How to find research students from your own department

  • Ideally, undergraduate research opportunities are coordinated and disseminated to students by the department. This makes it easier for students to find research opportunities and is more likely to attract students who might not know how to seek out opportunities on their own. A research opportunity info session and/or a website listing all of the opportunities is generally more effective than each faculty member operating independently.
  • Courses can also be an effective way of finding undergraduate research students. Identify and contact students who are doing well in classes and/or exhibit enthusiasm and motivation.
  • It can be helpful to ask colleagues, undergraduate advising staff, and TAs about prospective students.

How to find summer research students from other schools

We provide a free listing service where research mentors can list positions, and students can find them. This service is primarily for summer research experiences.

Consider applying to be a CRA-W/CDC DREU mentor. The Distributed Research Experiences for Undergraduates (DREU) program was known as the Distributed Mentor Project (DMP) prior to 2009. The objective of the DREU is to increase the number of women and underrepresented groups entering graduate studies in the fields of computer science and engineering.

Writing a description of your research

When describing your research for prospective undergraduate researchers, pitch the research both with respect to its significance to you and the potential significance and value to the student. Be specific in what you are seeking. Describe expectations, hours, wages or academic credit, and potential outcomes.

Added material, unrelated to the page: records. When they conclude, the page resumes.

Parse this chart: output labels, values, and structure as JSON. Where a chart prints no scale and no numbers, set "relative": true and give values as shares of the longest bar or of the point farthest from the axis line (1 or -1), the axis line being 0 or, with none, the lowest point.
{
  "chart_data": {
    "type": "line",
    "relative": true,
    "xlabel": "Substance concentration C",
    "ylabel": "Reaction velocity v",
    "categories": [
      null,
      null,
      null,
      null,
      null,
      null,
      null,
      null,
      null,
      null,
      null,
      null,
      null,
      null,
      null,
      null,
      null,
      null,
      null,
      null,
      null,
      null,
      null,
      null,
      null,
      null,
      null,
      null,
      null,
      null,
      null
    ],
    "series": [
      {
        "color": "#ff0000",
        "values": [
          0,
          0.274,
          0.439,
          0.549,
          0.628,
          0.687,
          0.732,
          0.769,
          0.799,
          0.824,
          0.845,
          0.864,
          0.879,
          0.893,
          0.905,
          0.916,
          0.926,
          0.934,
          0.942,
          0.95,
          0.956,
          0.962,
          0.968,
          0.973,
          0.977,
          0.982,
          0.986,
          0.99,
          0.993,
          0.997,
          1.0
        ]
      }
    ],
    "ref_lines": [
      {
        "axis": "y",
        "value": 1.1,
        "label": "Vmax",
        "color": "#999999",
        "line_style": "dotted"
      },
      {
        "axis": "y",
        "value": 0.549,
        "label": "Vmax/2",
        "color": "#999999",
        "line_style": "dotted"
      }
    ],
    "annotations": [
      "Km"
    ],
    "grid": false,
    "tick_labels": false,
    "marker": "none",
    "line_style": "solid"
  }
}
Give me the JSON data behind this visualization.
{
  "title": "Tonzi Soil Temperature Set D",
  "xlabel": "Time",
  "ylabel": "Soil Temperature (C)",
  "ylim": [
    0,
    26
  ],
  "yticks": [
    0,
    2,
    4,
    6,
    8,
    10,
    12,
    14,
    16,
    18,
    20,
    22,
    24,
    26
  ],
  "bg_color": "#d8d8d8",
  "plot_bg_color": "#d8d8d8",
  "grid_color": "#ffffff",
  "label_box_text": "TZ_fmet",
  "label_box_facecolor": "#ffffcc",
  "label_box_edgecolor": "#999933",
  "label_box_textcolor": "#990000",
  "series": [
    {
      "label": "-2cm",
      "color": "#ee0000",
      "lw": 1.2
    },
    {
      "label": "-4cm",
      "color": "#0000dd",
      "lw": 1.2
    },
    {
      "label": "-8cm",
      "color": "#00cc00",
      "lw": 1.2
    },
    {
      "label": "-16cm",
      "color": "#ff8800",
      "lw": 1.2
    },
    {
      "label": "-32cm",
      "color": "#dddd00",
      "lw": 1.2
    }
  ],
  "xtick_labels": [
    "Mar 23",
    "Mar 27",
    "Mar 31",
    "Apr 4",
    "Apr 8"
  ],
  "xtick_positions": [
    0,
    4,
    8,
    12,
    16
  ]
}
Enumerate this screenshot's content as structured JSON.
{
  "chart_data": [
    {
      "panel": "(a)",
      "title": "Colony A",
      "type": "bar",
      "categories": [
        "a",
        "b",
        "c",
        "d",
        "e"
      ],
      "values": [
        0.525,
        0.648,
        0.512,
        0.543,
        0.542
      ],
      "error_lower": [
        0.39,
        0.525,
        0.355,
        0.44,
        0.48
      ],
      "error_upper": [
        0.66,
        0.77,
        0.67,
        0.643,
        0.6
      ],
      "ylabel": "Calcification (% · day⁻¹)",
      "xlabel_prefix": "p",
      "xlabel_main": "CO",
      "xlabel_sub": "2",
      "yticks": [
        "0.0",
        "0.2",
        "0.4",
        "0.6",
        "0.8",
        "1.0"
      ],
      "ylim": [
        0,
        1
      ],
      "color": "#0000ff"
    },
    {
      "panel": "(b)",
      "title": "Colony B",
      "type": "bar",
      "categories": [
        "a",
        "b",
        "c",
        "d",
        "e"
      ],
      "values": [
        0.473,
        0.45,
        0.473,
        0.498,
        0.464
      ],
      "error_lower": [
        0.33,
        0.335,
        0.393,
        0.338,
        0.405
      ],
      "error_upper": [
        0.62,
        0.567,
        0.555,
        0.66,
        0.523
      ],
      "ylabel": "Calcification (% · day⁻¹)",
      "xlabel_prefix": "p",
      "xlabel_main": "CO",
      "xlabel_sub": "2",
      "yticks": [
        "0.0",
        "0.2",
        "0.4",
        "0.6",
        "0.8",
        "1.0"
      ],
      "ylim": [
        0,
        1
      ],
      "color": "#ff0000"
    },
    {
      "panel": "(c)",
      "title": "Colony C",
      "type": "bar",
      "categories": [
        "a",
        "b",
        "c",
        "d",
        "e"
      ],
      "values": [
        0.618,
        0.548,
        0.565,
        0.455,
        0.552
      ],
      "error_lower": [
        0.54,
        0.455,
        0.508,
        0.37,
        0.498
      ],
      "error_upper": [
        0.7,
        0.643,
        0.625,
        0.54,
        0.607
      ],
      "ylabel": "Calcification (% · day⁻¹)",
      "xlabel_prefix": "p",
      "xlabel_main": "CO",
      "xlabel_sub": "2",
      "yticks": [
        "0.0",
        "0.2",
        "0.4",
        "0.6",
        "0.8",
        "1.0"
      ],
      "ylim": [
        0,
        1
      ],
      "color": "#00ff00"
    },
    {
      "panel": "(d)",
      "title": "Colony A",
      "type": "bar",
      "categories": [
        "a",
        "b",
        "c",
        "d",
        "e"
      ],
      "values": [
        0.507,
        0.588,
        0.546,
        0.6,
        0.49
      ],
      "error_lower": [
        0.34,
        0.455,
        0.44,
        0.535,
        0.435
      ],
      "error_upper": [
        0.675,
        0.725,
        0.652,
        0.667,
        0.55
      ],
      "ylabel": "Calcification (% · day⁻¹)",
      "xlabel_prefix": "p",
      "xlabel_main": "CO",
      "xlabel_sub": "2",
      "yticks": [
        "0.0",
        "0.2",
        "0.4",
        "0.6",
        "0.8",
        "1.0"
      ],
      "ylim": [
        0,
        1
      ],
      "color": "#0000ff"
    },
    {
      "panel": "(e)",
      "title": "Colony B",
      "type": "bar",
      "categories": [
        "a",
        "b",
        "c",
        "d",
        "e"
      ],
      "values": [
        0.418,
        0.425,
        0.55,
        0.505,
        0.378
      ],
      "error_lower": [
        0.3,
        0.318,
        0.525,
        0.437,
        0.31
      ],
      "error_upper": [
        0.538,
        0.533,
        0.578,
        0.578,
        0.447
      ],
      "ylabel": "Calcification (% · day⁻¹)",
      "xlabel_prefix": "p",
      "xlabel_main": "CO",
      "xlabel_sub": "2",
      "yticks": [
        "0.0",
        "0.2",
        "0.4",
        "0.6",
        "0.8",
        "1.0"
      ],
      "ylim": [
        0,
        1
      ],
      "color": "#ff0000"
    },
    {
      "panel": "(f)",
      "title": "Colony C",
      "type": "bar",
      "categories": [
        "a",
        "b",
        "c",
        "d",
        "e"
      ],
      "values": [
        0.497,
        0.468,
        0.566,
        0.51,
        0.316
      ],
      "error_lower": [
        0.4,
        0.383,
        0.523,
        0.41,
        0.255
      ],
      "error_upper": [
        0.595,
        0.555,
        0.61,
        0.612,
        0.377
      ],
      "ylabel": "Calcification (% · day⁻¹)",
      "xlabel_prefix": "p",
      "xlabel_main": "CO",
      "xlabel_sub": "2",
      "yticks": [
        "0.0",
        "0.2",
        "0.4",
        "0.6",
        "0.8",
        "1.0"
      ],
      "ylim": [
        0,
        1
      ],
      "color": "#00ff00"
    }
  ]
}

Some useful interview questions for prospective research students

  1. What appeals to you about doing research and what do you hope to gain?
  2. What are your aspirations after college?
  3. What CS courses have you particularly enjoyed and what aspects of those courses did you especially like?
  4. Have you been involved in any group projects in any of your courses? If so, describe the projects, your role, and a bit about how the group interacted.
  5. What are your extra-curricular interests?
  6. What are your competing commitments and how much time can you realistically allocate to research?
  7. How long would you like to participate in this project (e.g., one summer, one semester, multiple years)?